The Sewer King isn’t done any favors by over-the-top performance by voice actor Michael Pataki. He’s clearly a man who loves attention (and gators). Why does he do anything he does? We haven’t the slightest. The concept’s near-unworkable, the scenes where Alfred tries to help a mute under-dweller child are sitcom-style silly and the ending is funny when it ought to be touching.

3) Moon of the Wolf

This is an episode about a unibrowed track star named Anthony Romulus (that’s right, Anthony Romulus) who gets turned into a werewolf when he takes an undetectable steroid that includes wolf estrogen as a component. It’s ridiculous. Even more ridiculous is the animation, which makes him out to be the slowest wolf in the history of animals.
The episode drags in the middle, as Professor Milo relates Romulus’ backstory to Romulus himself, as if he didn’t already know it. And then Batman defeats the werewolf in a string of coincidences: He finds a hairpin on the ground of a construction site to unchain himself from some restraints, there just happens to be a ladder propped up in exactly the place he needs it and eventually, the werewolf gets struck by lightning. Then, at the end, a werewolf’s still on the loose in Gotham. No joke.

2) Cat Scratch Fever

This episode’s first mistake is trying to shoehorn a political message into a show about a man who wears pointy bat-ears on his head and a lady whose cat cowl covers a big mane of blond hair. It’s nice to say animal testing is bad, but it’s really more Catwoman’s issue than Batman’s.

The plot here is ludicrous. Roland Daggett and Professor Milo are infecting stray animals with a virus so Daggett can sell the cure. Seems like kind of an overcomplicated way to make money. Catwoman gets bitten by her own cat (who they’ve taken and infected), and gets sick. There’s an extended scene of an addled lady chasing around her cat, just in case you don’t get enough of that at your aunt’s house. Eventually, the plan is thwarted when Batman pulls some goons into icy cold water. In fact, Batman does everything here. He bails Catwoman out of jail, he figures out the plot, he saves Catwoman when she gets sick. He even returns her cat. For an episode centering on Catwoman, she does very little.

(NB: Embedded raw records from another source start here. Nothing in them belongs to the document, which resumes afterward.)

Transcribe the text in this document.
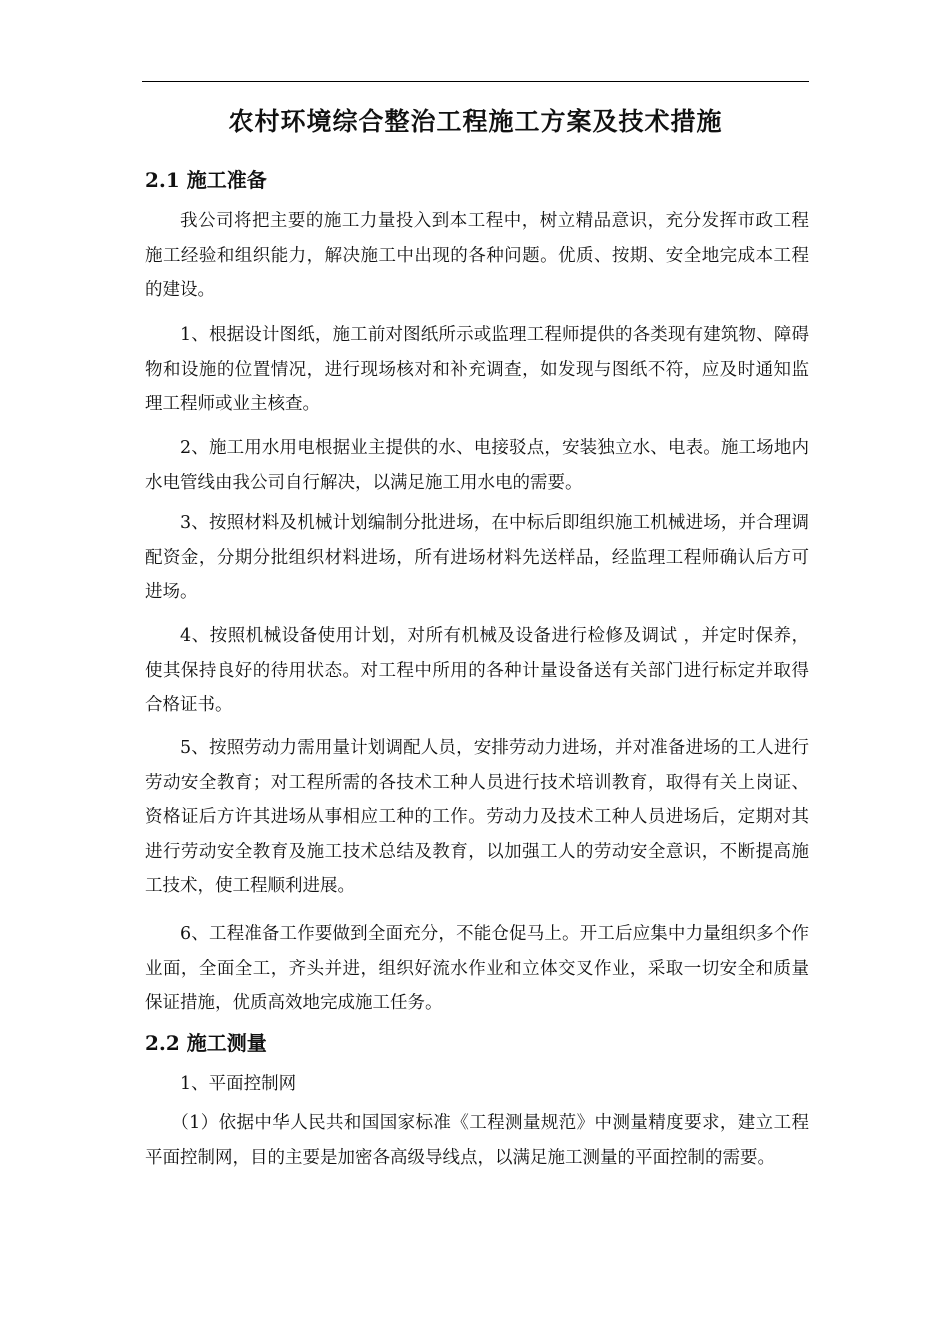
农村环境综合整治工程施工方案及技术措施
2.1 施工准备
我公司将把主要的施工力量投入到本工程中，树立精品意识，充分发挥市政工程施工经验和组织能力，解决施工中出现的各种问题。优质、按期、安全地完成本工程的建设。
1、根据设计图纸，施工前对图纸所示或监理工程师提供的各类现有建筑物、障碍物和设施的位置情况，进行现场核对和补充调查，如发现与图纸不符，应及时通知监理工程师或业主核查。
2、施工用水用电根据业主提供的水、电接驳点，安装独立水、电表。施工场地内水电管线由我公司自行解决，以满足施工用水电的需要。
3、按照材料及机械计划编制分批进场，在中标后即组织施工机械进场，并合理调配资金，分期分批组织材料进场，所有进场材料先送样品，经监理工程师确认后方可进场。
4、按照机械设备使用计划，对所有机械及设备进行检修及调试 ，并定时保养，使其保持良好的待用状态。对工程中所用的各种计量设备送有关部门进行标定并取得合格证书。
5、按照劳动力需用量计划调配人员，安排劳动力进场，并对准备进场的工人进行劳动安全教育；对工程所需的各技术工种人员进行技术培训教育，取得有关上岗证、资格证后方许其进场从事相应工种的工作。劳动力及技术工种人员进场后，定期对其进行劳动安全教育及施工技术总结及教育，以加强工人的劳动安全意识，不断提高施工技术，使工程顺利进展。
6、工程准备工作要做到全面充分，不能仓促马上。开工后应集中力量组织多个作业面，全面全工，齐头并进，组织好流水作业和立体交叉作业，采取一切安全和质量保证措施，优质高效地完成施工任务。
2.2 施工测量
1、平面控制网
（1）依据中华人民共和国国家标准《工程测量规范》中测量精度要求，建立工程平面控制网，目的主要是加密各高级导线点，以满足施工测量的平面控制的需要。
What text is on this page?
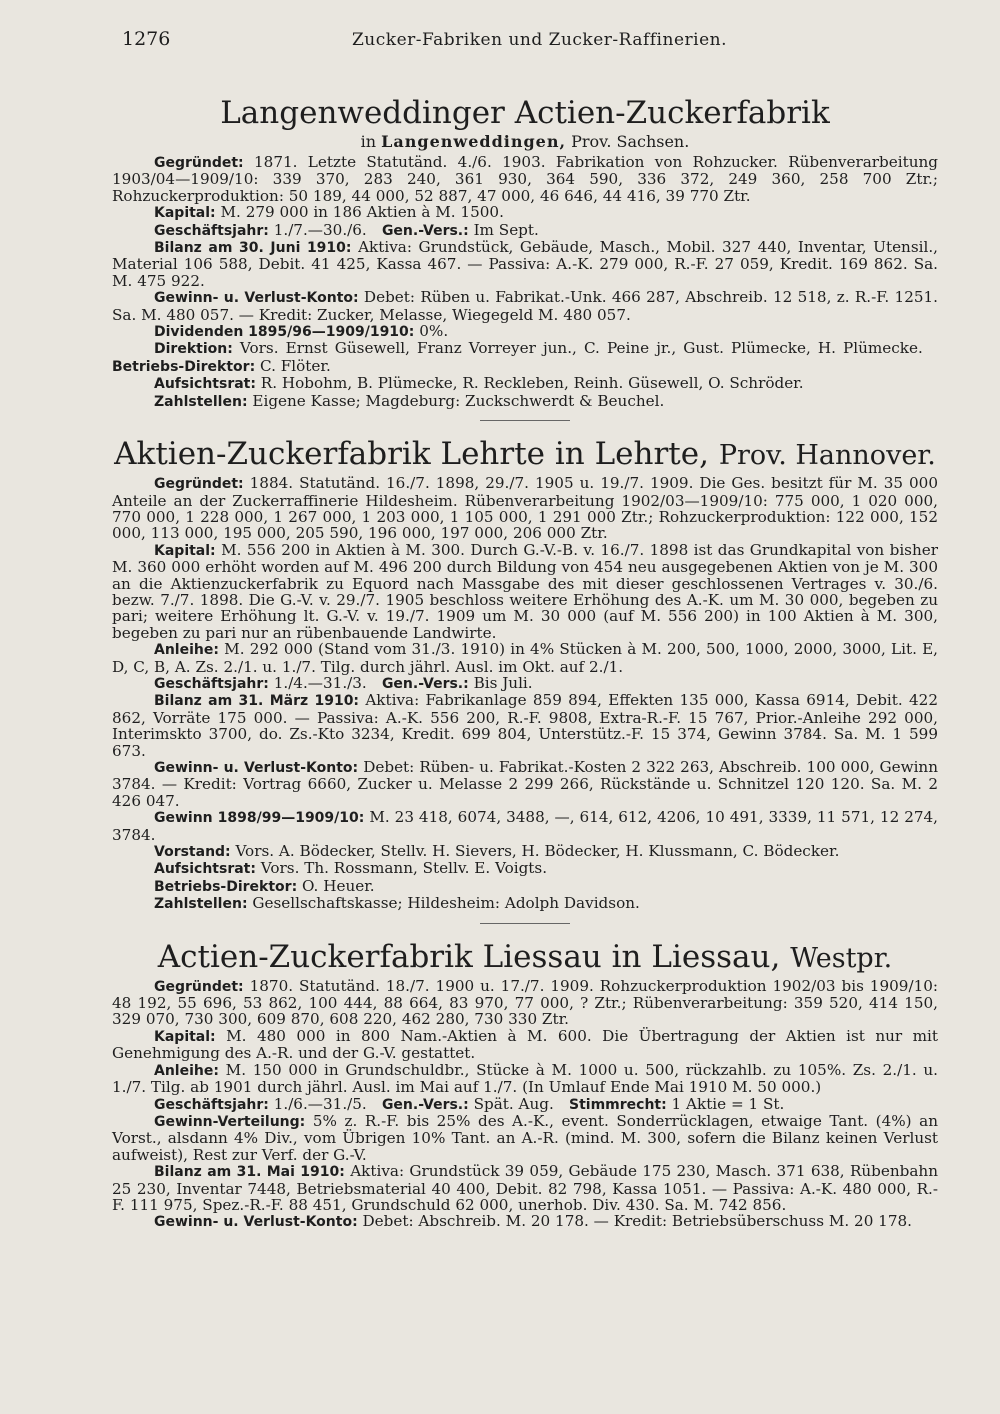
1276	Zucker-Fabriken und Zucker-Raffinerien.
Langenweddinger Actien-Zuckerfabrik
in Langenweddingen, Prov. Sachsen.

Gegründet: 1871. Letzte Statutänd. 4./6. 1903. Fabrikation von Rohzucker. Rübenverarbeitung 1903/04—1909/10: 339 370, 283 240, 361 930, 364 590, 336 372, 249 360, 258 700 Ztr.; Rohzuckerproduktion: 50 189, 44 000, 52 887, 47 000, 46 646, 44 416, 39 770 Ztr.

Kapital: M. 279 000 in 186 Aktien à M. 1500.

Geschäftsjahr: 1./7.—30./6.  Gen.-Vers.: Im Sept.

Bilanz am 30. Juni 1910: Aktiva: Grundstück, Gebäude, Masch., Mobil. 327 440, Inventar, Utensil., Material 106 588, Debit. 41 425, Kassa 467. — Passiva: A.-K. 279 000, R.-F. 27 059, Kredit. 169 862. Sa. M. 475 922.

Gewinn- u. Verlust-Konto: Debet: Rüben u. Fabrikat.-Unk. 466 287, Abschreib. 12 518, z. R.-F. 1251. Sa. M. 480 057. — Kredit: Zucker, Melasse, Wiegegeld M. 480 057.

Dividenden 1895/96—1909/1910: 0%.

Direktion: Vors. Ernst Güsewell, Franz Vorreyer jun., C. Peine jr., Gust. Plümecke, H. Plümecke. Betriebs-Direktor: C. Flöter.

Aufsichtsrat: R. Hobohm, B. Plümecke, R. Reckleben, Reinh. Güsewell, O. Schröder.

Zahlstellen: Eigene Kasse; Magdeburg: Zuckschwerdt & Beuchel.

Aktien-Zuckerfabrik Lehrte in Lehrte, Prov. Hannover.

Gegründet: 1884. Statutänd. 16./7. 1898, 29./7. 1905 u. 19./7. 1909. Die Ges. besitzt für M. 35 000 Anteile an der Zuckerraffinerie Hildesheim. Rübenverarbeitung 1902/03—1909/10: 775 000, 1 020 000, 770 000, 1 228 000, 1 267 000, 1 203 000, 1 105 000, 1 291 000 Ztr.; Rohzuckerproduktion: 122 000, 152 000, 113 000, 195 000, 205 590, 196 000, 197 000, 206 000 Ztr.

Kapital: M. 556 200 in Aktien à M. 300. Durch G.-V.-B. v. 16./7. 1898 ist das Grundkapital von bisher M. 360 000 erhöht worden auf M. 496 200 durch Bildung von 454 neu ausgegebenen Aktien von je M. 300 an die Aktienzuckerfabrik zu Equord nach Massgabe des mit dieser geschlossenen Vertrages v. 30./6. bezw. 7./7. 1898. Die G.-V. v. 29./7. 1905 beschloss weitere Erhöhung des A.-K. um M. 30 000, begeben zu pari; weitere Erhöhung lt. G.-V. v. 19./7. 1909 um M. 30 000 (auf M. 556 200) in 100 Aktien à M. 300, begeben zu pari nur an rübenbauende Landwirte.

Anleihe: M. 292 000 (Stand vom 31./3. 1910) in 4% Stücken à M. 200, 500, 1000, 2000, 3000, Lit. E, D, C, B, A. Zs. 2./1. u. 1./7. Tilg. durch jährl. Ausl. im Okt. auf 2./1.

Geschäftsjahr: 1./4.—31./3.  Gen.-Vers.: Bis Juli.

Bilanz am 31. März 1910: Aktiva: Fabrikanlage 859 894, Effekten 135 000, Kassa 6914, Debit. 422 862, Vorräte 175 000. — Passiva: A.-K. 556 200, R.-F. 9808, Extra-R.-F. 15 767, Prior.-Anleihe 292 000, Interimskto 3700, do. Zs.-Kto 3234, Kredit. 699 804, Unterstütz.-F. 15 374, Gewinn 3784. Sa. M. 1 599 673.

Gewinn- u. Verlust-Konto: Debet: Rüben- u. Fabrikat.-Kosten 2 322 263, Abschreib. 100 000, Gewinn 3784. — Kredit: Vortrag 6660, Zucker u. Melasse 2 299 266, Rückstände u. Schnitzel 120 120. Sa. M. 2 426 047.

Gewinn 1898/99—1909/10: M. 23 418, 6074, 3488, —, 614, 612, 4206, 10 491, 3339, 11 571, 12 274, 3784.

Vorstand: Vors. A. Bödecker, Stellv. H. Sievers, H. Bödecker, H. Klussmann, C. Bödecker.

Aufsichtsrat: Vors. Th. Rossmann, Stellv. E. Voigts.

Betriebs-Direktor: O. Heuer.

Zahlstellen: Gesellschaftskasse; Hildesheim: Adolph Davidson.

Actien-Zuckerfabrik Liessau in Liessau, Westpr.

Gegründet: 1870. Statutänd. 18./7. 1900 u. 17./7. 1909. Rohzuckerproduktion 1902/03 bis 1909/10: 48 192, 55 696, 53 862, 100 444, 88 664, 83 970, 77 000, ? Ztr.; Rübenverarbeitung: 359 520, 414 150, 329 070, 730 300, 609 870, 608 220, 462 280, 730 330 Ztr.

Kapital: M. 480 000 in 800 Nam.-Aktien à M. 600. Die Übertragung der Aktien ist nur mit Genehmigung des A.-R. und der G.-V. gestattet.

Anleihe: M. 150 000 in Grundschuldbr., Stücke à M. 1000 u. 500, rückzahlb. zu 105%. Zs. 2./1. u. 1./7. Tilg. ab 1901 durch jährl. Ausl. im Mai auf 1./7. (In Umlauf Ende Mai 1910 M. 50 000.)

Geschäftsjahr: 1./6.—31./5.  Gen.-Vers.: Spät. Aug.  Stimmrecht: 1 Aktie = 1 St.

Gewinn-Verteilung: 5% z. R.-F. bis 25% des A.-K., event. Sonderrücklagen, etwaige Tant. (4%) an Vorst., alsdann 4% Div., vom Übrigen 10% Tant. an A.-R. (mind. M. 300, sofern die Bilanz keinen Verlust aufweist), Rest zur Verf. der G.-V.

Bilanz am 31. Mai 1910: Aktiva: Grundstück 39 059, Gebäude 175 230, Masch. 371 638, Rübenbahn 25 230, Inventar 7448, Betriebsmaterial 40 400, Debit. 82 798, Kassa 1051. — Passiva: A.-K. 480 000, R.-F. 111 975, Spez.-R.-F. 88 451, Grundschuld 62 000, unerhob. Div. 430. Sa. M. 742 856.

Gewinn- u. Verlust-Konto: Debet: Abschreib. M. 20 178. — Kredit: Betriebsüberschuss M. 20 178.
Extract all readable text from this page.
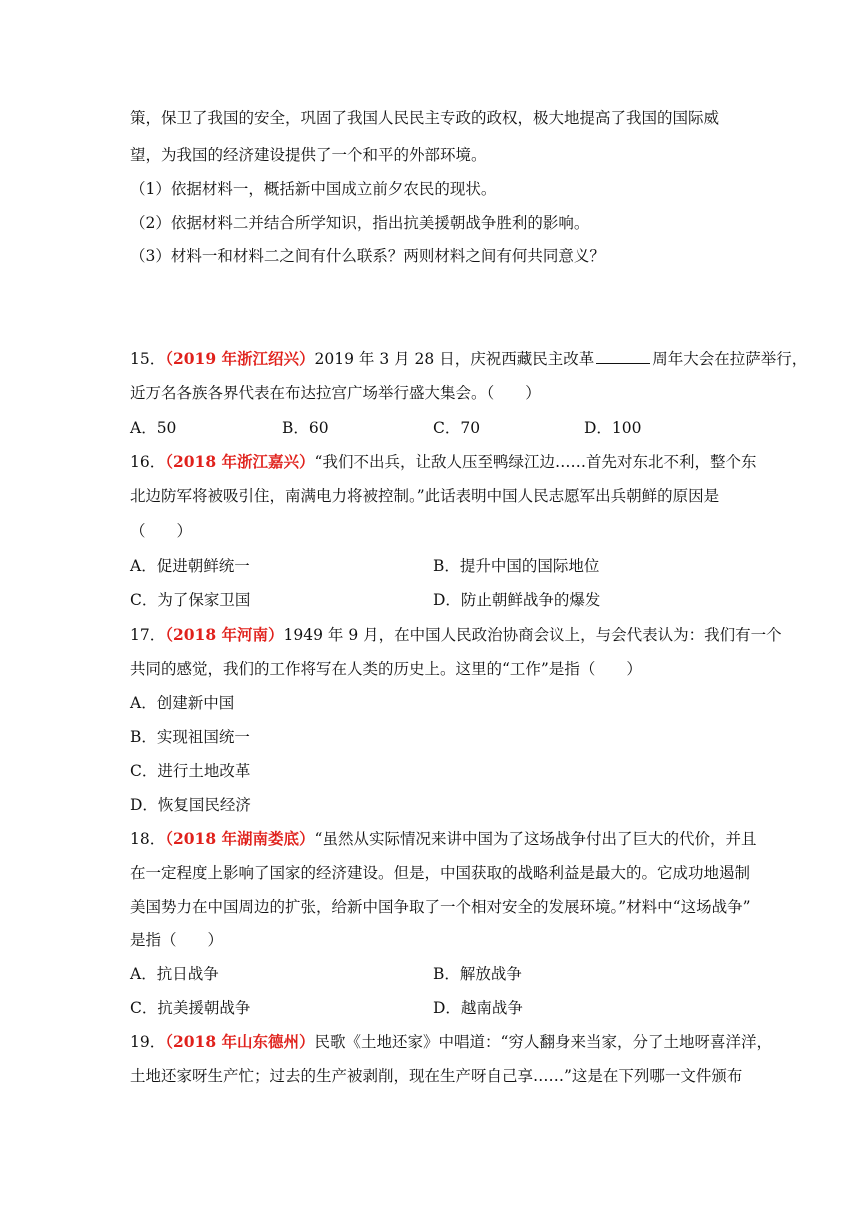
策，保卫了我国的安全，巩固了我国人民民主专政的政权，极大地提高了我国的国际威
望，为我国的经济建设提供了一个和平的外部环境。
（1）依据材料一，概括新中国成立前夕农民的现状。
（2）依据材料二并结合所学知识，指出抗美援朝战争胜利的影响。
（3）材料一和材料二之间有什么联系？两则材料之间有何共同意义？
15．（2019 年浙江绍兴）2019 年 3 月 28 日，庆祝西藏民主改革	周年大会在拉萨举行，
近万名各族各界代表在布达拉宫广场举行盛大集会。（　　）
A．50	B．60	C．70	D．100
16．（2018 年浙江嘉兴）“我们不出兵，让敌人压至鸭绿江边……首先对东北不利，整个东
北边防军将被吸引住，南满电力将被控制。”此话表明中国人民志愿军出兵朝鲜的原因是
（　　）
A．促进朝鲜统一	B．提升中国的国际地位
C．为了保家卫国	D．防止朝鲜战争的爆发
17．（2018 年河南）1949 年 9 月，在中国人民政治协商会议上，与会代表认为：我们有一个
共同的感觉，我们的工作将写在人类的历史上。这里的“工作”是指（　　）
A．创建新中国
B．实现祖国统一
C．进行土地改革
D．恢复国民经济
18．（2018 年湖南娄底）“虽然从实际情况来讲中国为了这场战争付出了巨大的代价，并且
在一定程度上影响了国家的经济建设。但是，中国获取的战略利益是最大的。它成功地遏制
美国势力在中国周边的扩张，给新中国争取了一个相对安全的发展环境。”材料中“这场战争”
是指（　　）
A．抗日战争	B．解放战争
C．抗美援朝战争	D．越南战争
19．（2018 年山东德州）民歌《土地还家》中唱道：“穷人翻身来当家，分了土地呀喜洋洋，
土地还家呀生产忙；过去的生产被剥削，现在生产呀自己享……”这是在下列哪一文件颁布
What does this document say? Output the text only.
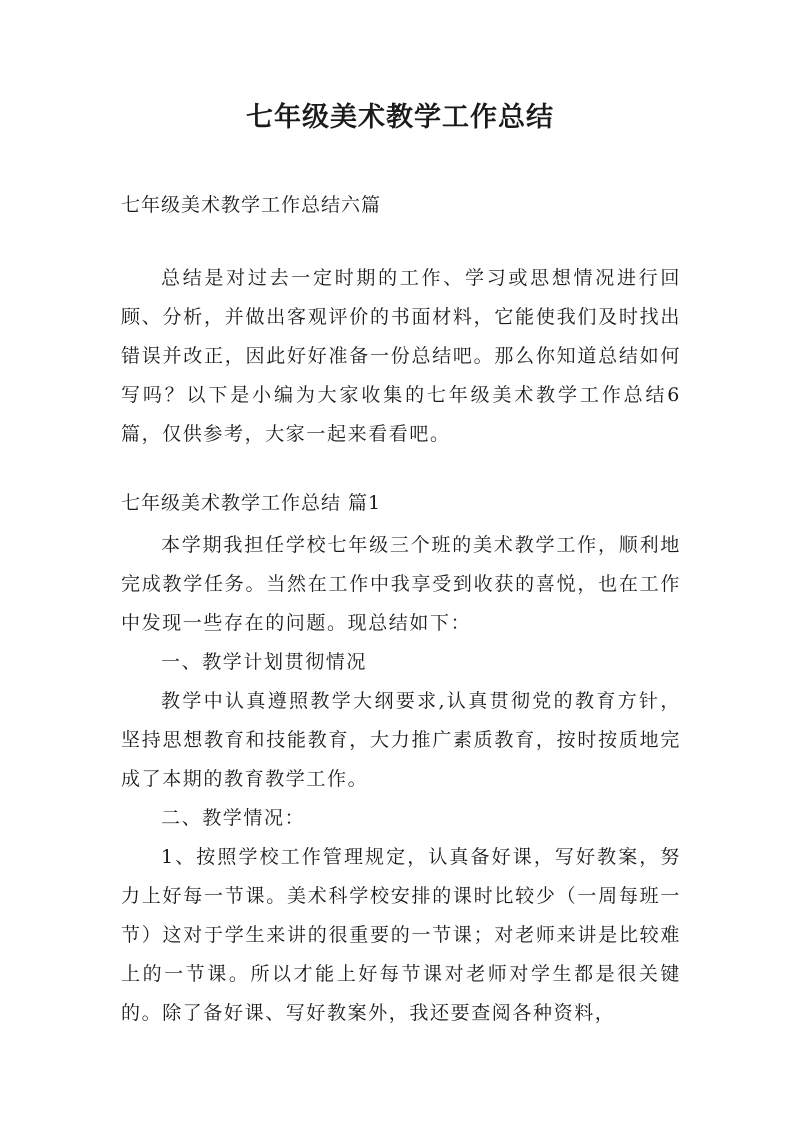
七年级美术教学工作总结

七年级美术教学工作总结六篇

总结是对过去一定时期的工作、学习或思想情况进行回顾、分析，并做出客观评价的书面材料，它能使我们及时找出错误并改正，因此好好准备一份总结吧。那么你知道总结如何写吗？以下是小编为大家收集的七年级美术教学工作总结6篇，仅供参考，大家一起来看看吧。

七年级美术教学工作总结 篇1

本学期我担任学校七年级三个班的美术教学工作，顺利地完成教学任务。当然在工作中我享受到收获的喜悦，也在工作中发现一些存在的问题。现总结如下：

一、教学计划贯彻情况

教学中认真遵照教学大纲要求,认真贯彻党的教育方针，坚持思想教育和技能教育，大力推广素质教育，按时按质地完成了本期的教育教学工作。

二、教学情况：

1、按照学校工作管理规定，认真备好课，写好教案，努力上好每一节课。美术科学校安排的课时比较少（一周每班一节）这对于学生来讲的很重要的一节课；对老师来讲是比较难上的一节课。所以才能上好每节课对老师对学生都是很关键的。除了备好课、写好教案外，我还要查阅各种资料，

1) I’ve Got Batman in My Basement

You might say this is the worst episode of B:TAS because Batman spends most of its running time incapacitated, but greats like “Almost Got ‘Im” and “The Man Who Killed Batman” prove that Bats himself can be on the periphery of well-written episodes. You might say it’s the focus on kids, but “Legends of the Dark Knight” proved showing how kids view Batman can make for a great episode.

So what makes this one so bad? It’s not even the Penguin, despite his awful characterization here. It’s the fact that, most of the time, B:TAS never seemed like a kids’ show. That’s not to say it was ever really inappropriate for kids. Rather, it was a show kids and adults could both enjoy immensely. But for this one episode, with its kids-somehow-drive-the-Batmobile and Home Alone-style traps segments, it was a kids’ show. One that even kids thought was pretty lazy. Batman having a lengthy screwdriver duel with the Penguin doesn’t exactly help either.